Dr. Gerald LeBlanc, a prominent toxicologist who has been on the NC State faculty for close to three decades, has been named the new head of the university’s Department of Biological Sciences. He assumed his new role on January 11.

LeBlanc has been with NC State since 1989 and is currently a professor in the department. His leadership experience includes serving as director of the Toxicology Program and as interim Biological Sciences department head.

Gerald LeBlanc
Gerald LeBlanc

As head of the department, LeBlanc oversees academic, administrative and budgetary matters for more than 1,800 students and 165 faculty, staff and postdoctoral researchers — one of the largest academic departments at NC State.
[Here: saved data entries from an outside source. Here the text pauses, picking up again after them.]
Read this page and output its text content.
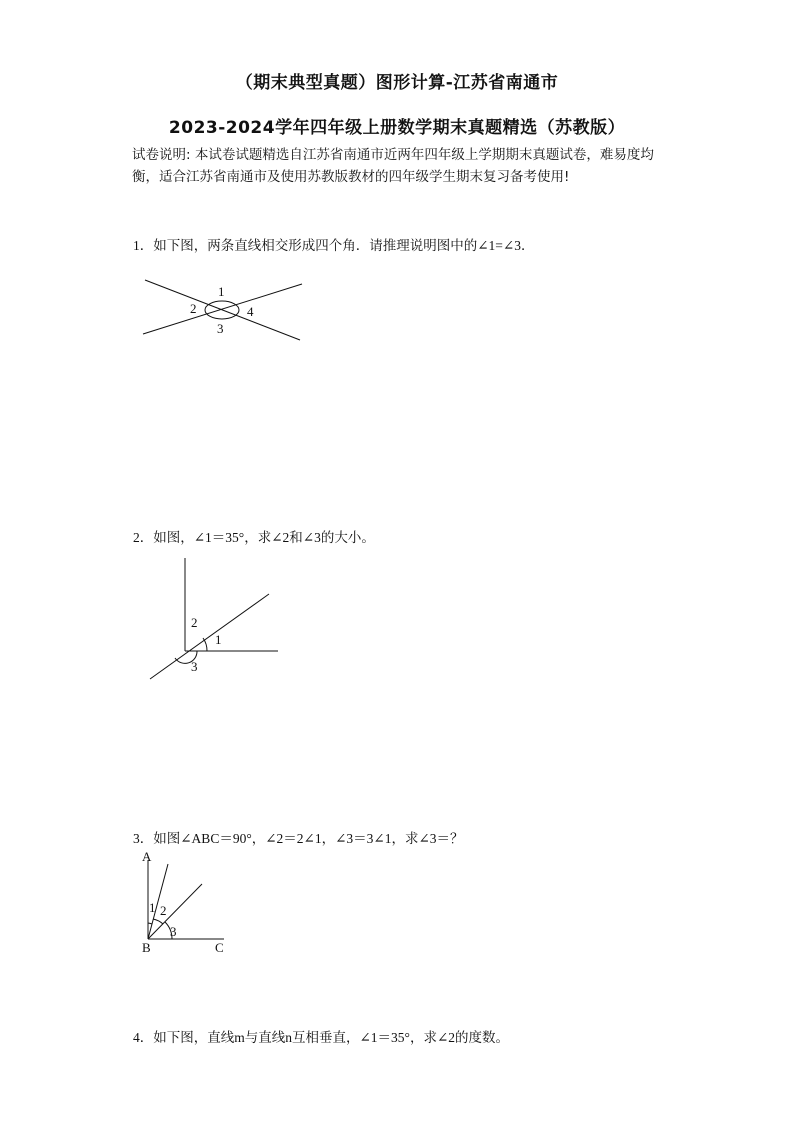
（期末典型真题）图形计算-江苏省南通市
2023-2024学年四年级上册数学期末真题精选（苏教版）
试卷说明: 本试卷试题精选自江苏省南通市近两年四年级上学期期末真题试卷，难易度均衡，适合江苏省南通市及使用苏教版教材的四年级学生期末复习备考使用!
1．如下图，两条直线相交形成四个角．请推理说明图中的∠1=∠3．
1
2
3
4
2．如图，∠1＝35°，求∠2和∠3的大小。
2
1
3
3．如图∠ABC＝90°，∠2＝2∠1，∠3＝3∠1，求∠3＝？
A
1 2
3
B	C
4．如下图，直线m与直线n互相垂直，∠1＝35°，求∠2的度数。
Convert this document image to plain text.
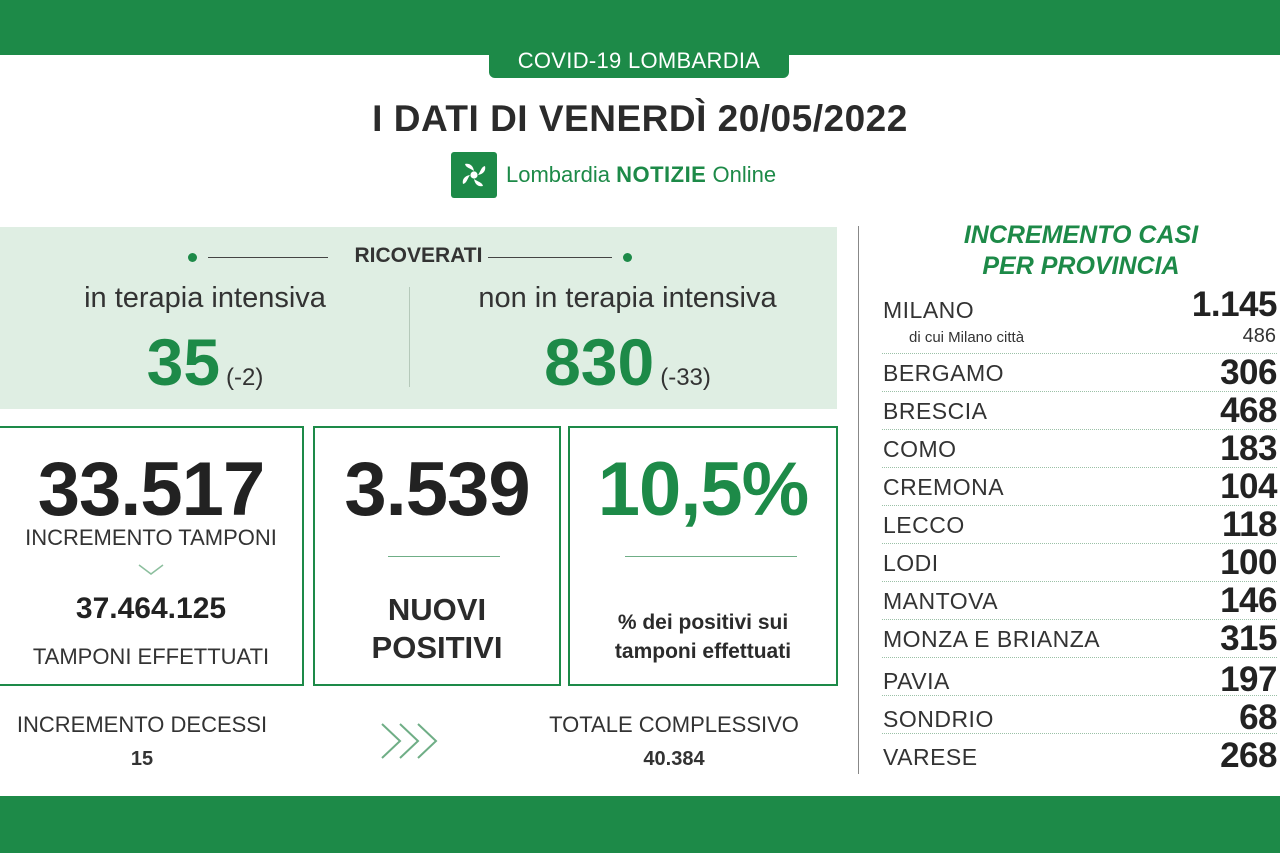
COVID-19 LOMBARDIA
I DATI DI VENERDÌ 20/05/2022
Lombardia NOTIZIE Online
RICOVERATI
in terapia intensiva
35 (-2)
non in terapia intensiva
830 (-33)
33.517
INCREMENTO TAMPONI
37.464.125
TAMPONI EFFETTUATI
3.539
NUOVI
POSITIVI
10,5%
% dei positivi sui
tamponi effettuati
INCREMENTO DECESSI
15
TOTALE COMPLESSIVO
40.384
INCREMENTO CASI
PER PROVINCIA
MILANO	1.145
di cui Milano città	486
BERGAMO	306
BRESCIA	468
COMO	183
CREMONA	104
LECCO	118
LODI	100
MANTOVA	146
MONZA E BRIANZA	315
PAVIA	197
SONDRIO	68
VARESE	268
The department, which combines people and programs in biology, genetics, microbiology and toxicology, was created in 2013 to boost interdisciplinary educational opportunities and research collaborations both within the biological sciences and at the discipline’s intersections with the physical, mathematical and earth-system sciences.

LeBlanc’s research focuses on environmental endocrine toxicology — mainly, how environmental signals such as light and temperature regulate biological reproduction and development processes and how environmental chemicals can disrupt these important processes. His research program has been continuously funded since 1990 by the National Science Foundation, the U.S. Environmental Protection Agency and the U.S. Air Force.
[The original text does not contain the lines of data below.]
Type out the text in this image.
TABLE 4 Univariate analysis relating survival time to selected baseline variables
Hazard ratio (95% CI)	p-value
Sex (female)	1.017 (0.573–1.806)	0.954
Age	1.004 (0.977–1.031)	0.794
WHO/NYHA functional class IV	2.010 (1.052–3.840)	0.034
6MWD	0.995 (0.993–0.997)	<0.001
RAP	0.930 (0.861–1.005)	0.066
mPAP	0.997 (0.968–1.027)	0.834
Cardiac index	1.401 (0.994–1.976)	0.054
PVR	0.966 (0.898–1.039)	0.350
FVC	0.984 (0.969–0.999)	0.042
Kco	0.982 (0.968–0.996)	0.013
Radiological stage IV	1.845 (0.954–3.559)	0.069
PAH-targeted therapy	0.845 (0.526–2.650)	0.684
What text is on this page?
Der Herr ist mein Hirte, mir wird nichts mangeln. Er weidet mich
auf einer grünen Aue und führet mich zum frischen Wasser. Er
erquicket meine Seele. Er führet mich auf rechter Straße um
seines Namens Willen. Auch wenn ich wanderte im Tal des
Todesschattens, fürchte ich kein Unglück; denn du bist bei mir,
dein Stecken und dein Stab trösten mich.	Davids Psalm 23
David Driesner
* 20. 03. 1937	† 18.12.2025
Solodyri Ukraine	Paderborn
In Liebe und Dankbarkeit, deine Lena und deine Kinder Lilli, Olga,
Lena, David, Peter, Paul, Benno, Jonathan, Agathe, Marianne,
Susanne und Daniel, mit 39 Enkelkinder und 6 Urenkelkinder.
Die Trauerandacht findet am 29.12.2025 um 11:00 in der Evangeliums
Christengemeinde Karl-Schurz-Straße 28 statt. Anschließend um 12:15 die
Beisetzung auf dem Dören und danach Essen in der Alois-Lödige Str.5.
LeBlanc has authored more than 150 research articles in a variety of prestigious academic journals and 17 textbook chapters. He has served on numerous federal and international science advisory committees, panels and boards, including the National Research Council’s committee on Ecological Risk Assessment and as chairman of the US Environmental Protection Agency’s Endocrine Disruptors Methods Validation Advisory Committee. He also has been a steering committee member, session chair and keynote speaker for several national and international scientific symposia; an associate editor or editorial board member for numerous scientific journals; and a consultant or expert witness in a number of lawsuits involving toxicity of chemicals.

LeBlanc received a bachelor’s degree in biology from the University of Massachusetts, a master’s degree in biology from Bridgewater State University, and a Ph.D. in biology from the University of South Florida. He also did postdoctoral research in the Department of Biological Chemistry and Molecular Pharmacology and the Dana-Farber Cancer Institute at Harvard Medical School.